Bishapur (or Bishâpûr) is an ancient city situated south of modern Faliyan, Iran on the ancient road between Persis and Elam. The road linked the Sassanid capitals Istakhr (very close to Persepolis) and Ctesiphon.
Bishapur was built near a river crossing and at the same site there is also a fort with rock-cut reservoirs and a river valley with six Sassanid rock reliefs.History
According to an inscription, the city itself was founded in 266 by Shapur I (241-272), who was the second Sassanid king, restored the borders of the empire to where they had been in the Achaemenid Persian period, inflicting a triple defeat on the Romans. In his native province of Fars, he built a new capital that would measure up to his ambitions: Bishapur, Shapur's City. The city was not laid out in the circular design inherited from the Parthians, but followed the grid (Hippodamian) plan used by the Greeks. Outside the city, Shapur decorated the sides of the Bishapur River gorge with huge historical reliefs commemorating his triple triumph over Rome. One of these reliefs, in a semicircular shape, has rows of registers with files of soldiers and horses, in a deliberate imitation of the narrative scenes on the Trajan column in Rome. At Bishapur the king also inaugurated the Sassanid imagery of the king's investiture, which would be copied by his successors: the king and the god are face to face, often on horseback, and the god - usually Ahura Mazda - is holding the royal diadem out to the sovereign.
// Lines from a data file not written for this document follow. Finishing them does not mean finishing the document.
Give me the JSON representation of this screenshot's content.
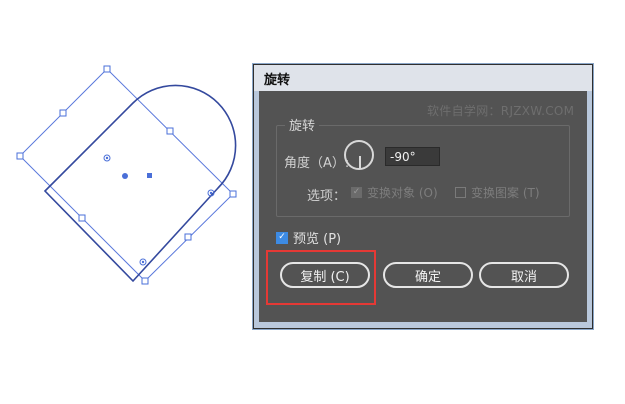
{
  "dialog": {
    "title": "旋转",
    "watermark": "软件自学网：RJZXW.COM",
    "group_title": "旋转",
    "angle_label": "角度（A）:",
    "angle_value": "-90°",
    "options_label": "选项：",
    "options": [
      {
        "label": "变换对象 (O)",
        "checked": true,
        "enabled": false
      },
      {
        "label": "变换图案 (T)",
        "checked": false,
        "enabled": false
      }
    ],
    "preview_label": "预览 (P)",
    "preview_checked": true,
    "buttons": {
      "copy": "复制 (C)",
      "ok": "确定",
      "cancel": "取消"
    }
  },
  "colors": {
    "dialog_bg": "#535353",
    "shape_stroke": "#3f5bb5",
    "bbox_stroke": "#4a6fd8",
    "highlight": "#e53935",
    "checkbox_accent": "#3d8be4"
  }
}
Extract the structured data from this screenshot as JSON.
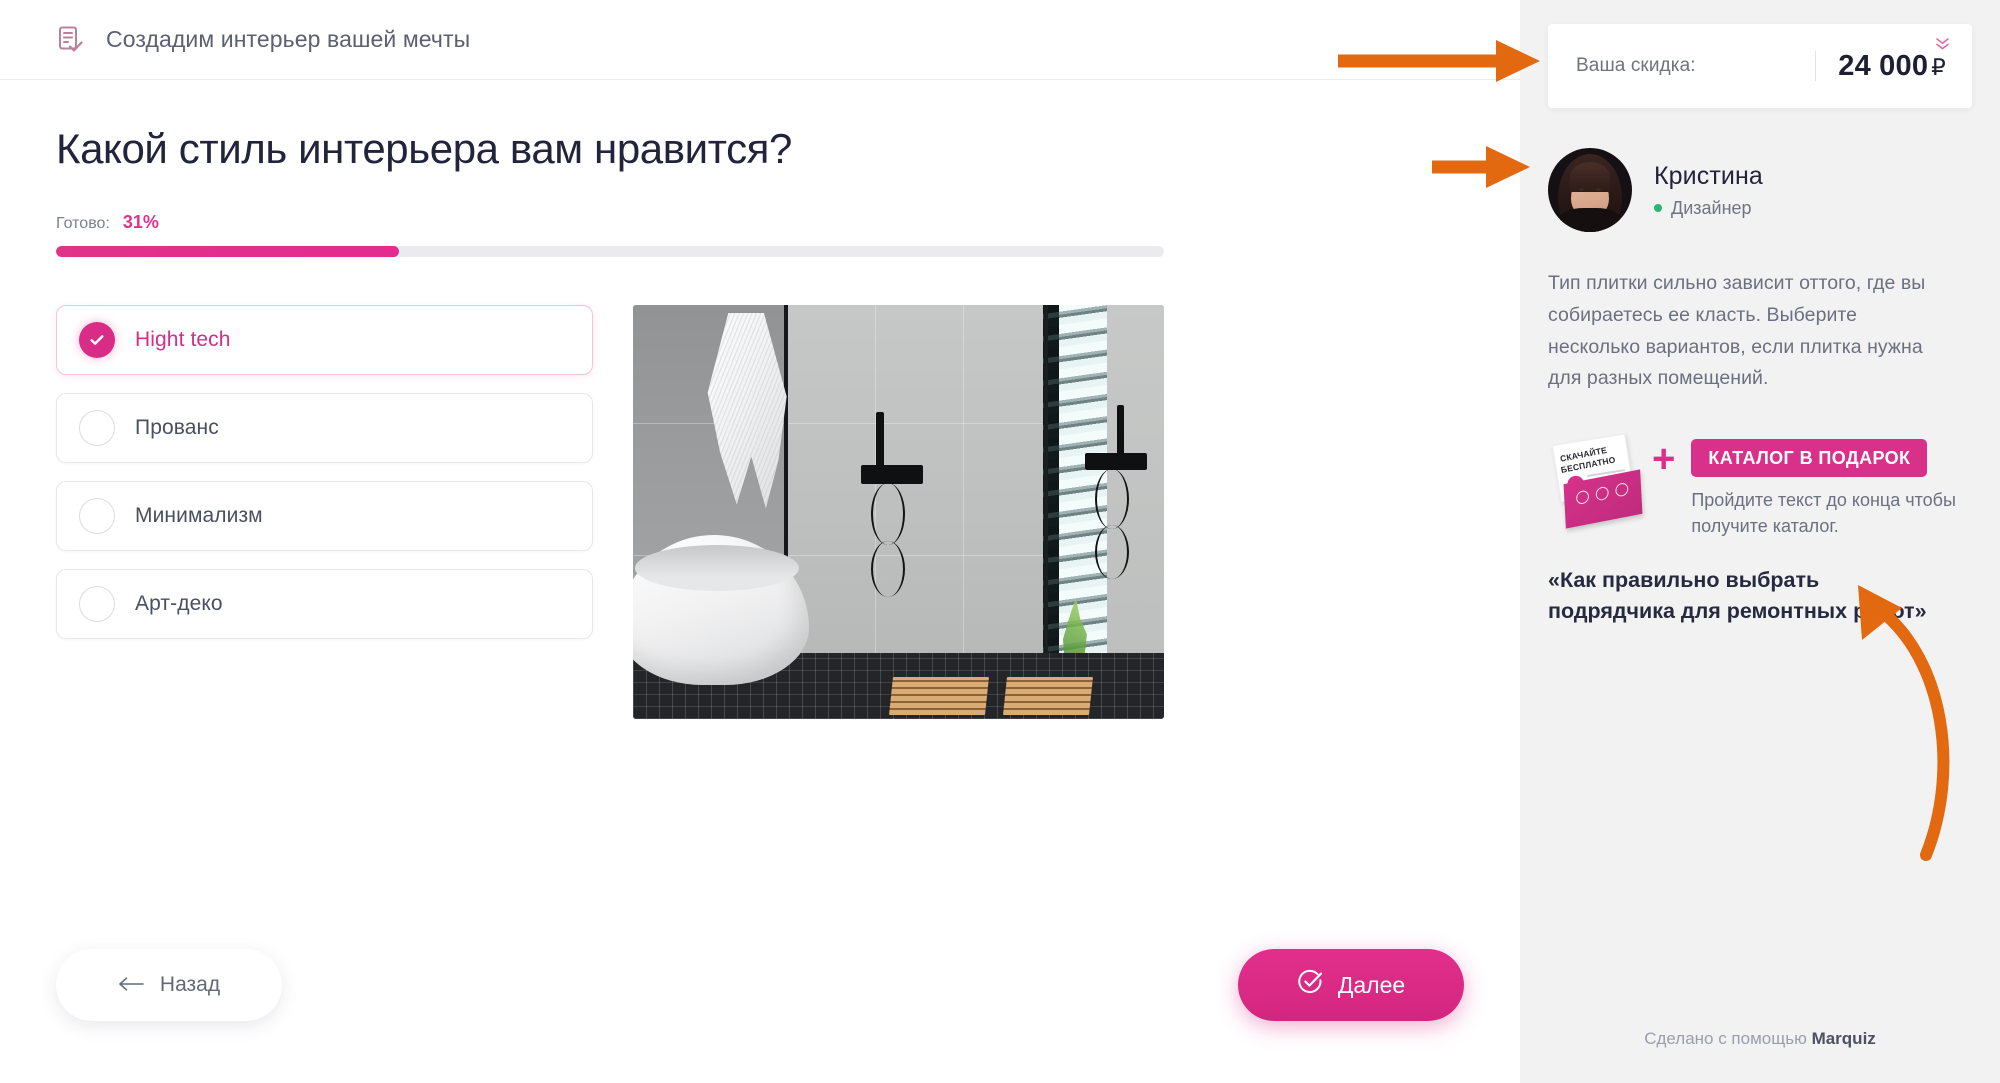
{
  "header": {
    "icon": "document-check-icon",
    "title": "Создадим интерьер вашей мечты"
  },
  "quiz": {
    "question": "Какой стиль интерьера вам нравится?",
    "progress_label": "Готово:",
    "progress_value": "31%",
    "progress_percent": 31,
    "options": [
      {
        "label": "Hight tech",
        "selected": true
      },
      {
        "label": "Прованс",
        "selected": false
      },
      {
        "label": "Минимализм",
        "selected": false
      },
      {
        "label": "Арт-деко",
        "selected": false
      }
    ],
    "image_alt": "Современная ванная комната в стиле хай-тек",
    "back_button": "Назад",
    "back_icon": "arrow-left-icon",
    "next_button": "Далее",
    "next_icon": "check-circle-icon"
  },
  "sidebar": {
    "discount": {
      "label": "Ваша скидка:",
      "value": "24 000",
      "currency": "₽",
      "chevrons_icon": "chevron-double-down-icon"
    },
    "person": {
      "name": "Кристина",
      "role": "Дизайнер",
      "status_icon": "online-dot-icon"
    },
    "message": "Тип плитки сильно зависит оттого, где вы собираетесь ее класть. Выберите несколько вариантов, если плитка нужна для разных помещений.",
    "promo": {
      "thumb_line1": "СКАЧАЙТЕ",
      "thumb_line2": "БЕСПЛАТНО",
      "thumb_icon": "download-icon",
      "plus_icon": "plus-icon",
      "badge": "КАТАЛОГ В ПОДАРОК",
      "subtitle": "Пройдите текст до конца чтобы получите каталог."
    },
    "quote": "«Как правильно выбрать подрядчика для ремонтных работ»",
    "footer_prefix": "Сделано с помощью ",
    "footer_brand": "Marquiz"
  },
  "colors": {
    "accent_pink": "#d9318a",
    "annotation_orange": "#e2690f",
    "sidebar_bg": "#f2f2f2",
    "title_dark": "#21243a",
    "online_green": "#2bb673"
  }
}
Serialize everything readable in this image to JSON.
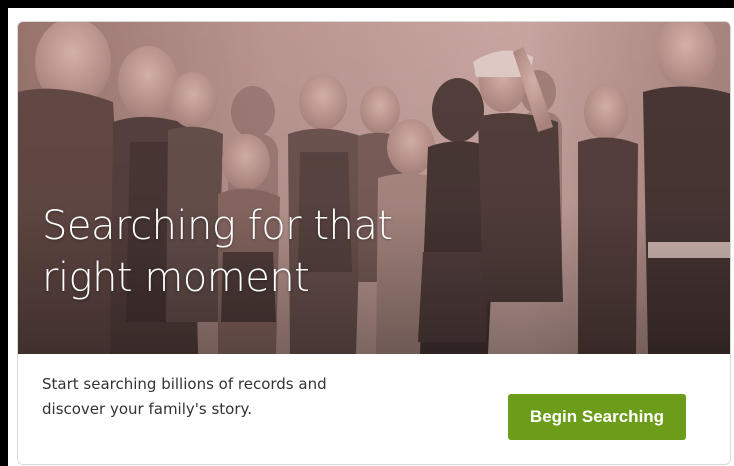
{
  "hero": {
    "title_line1": "Searching for that",
    "title_line2": "right moment"
  },
  "promo": {
    "description_line1": "Start searching billions of records and",
    "description_line2": "discover your family's story.",
    "cta_label": "Begin Searching"
  },
  "colors": {
    "cta_background": "#6c9d1a",
    "photo_tint": "#b88a84",
    "page_border": "#000000"
  }
}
The city was built by Roman soldiers who had been captured after Valerian I's defeat in 260. However, it was not a completely new settlement: archaeologists have found remains from the Parthian and Elamite ages.
The city remained important until the Arabian invasions and the rise of Islam in the second quarter of the 7th century. There were still people living there in the 10th century.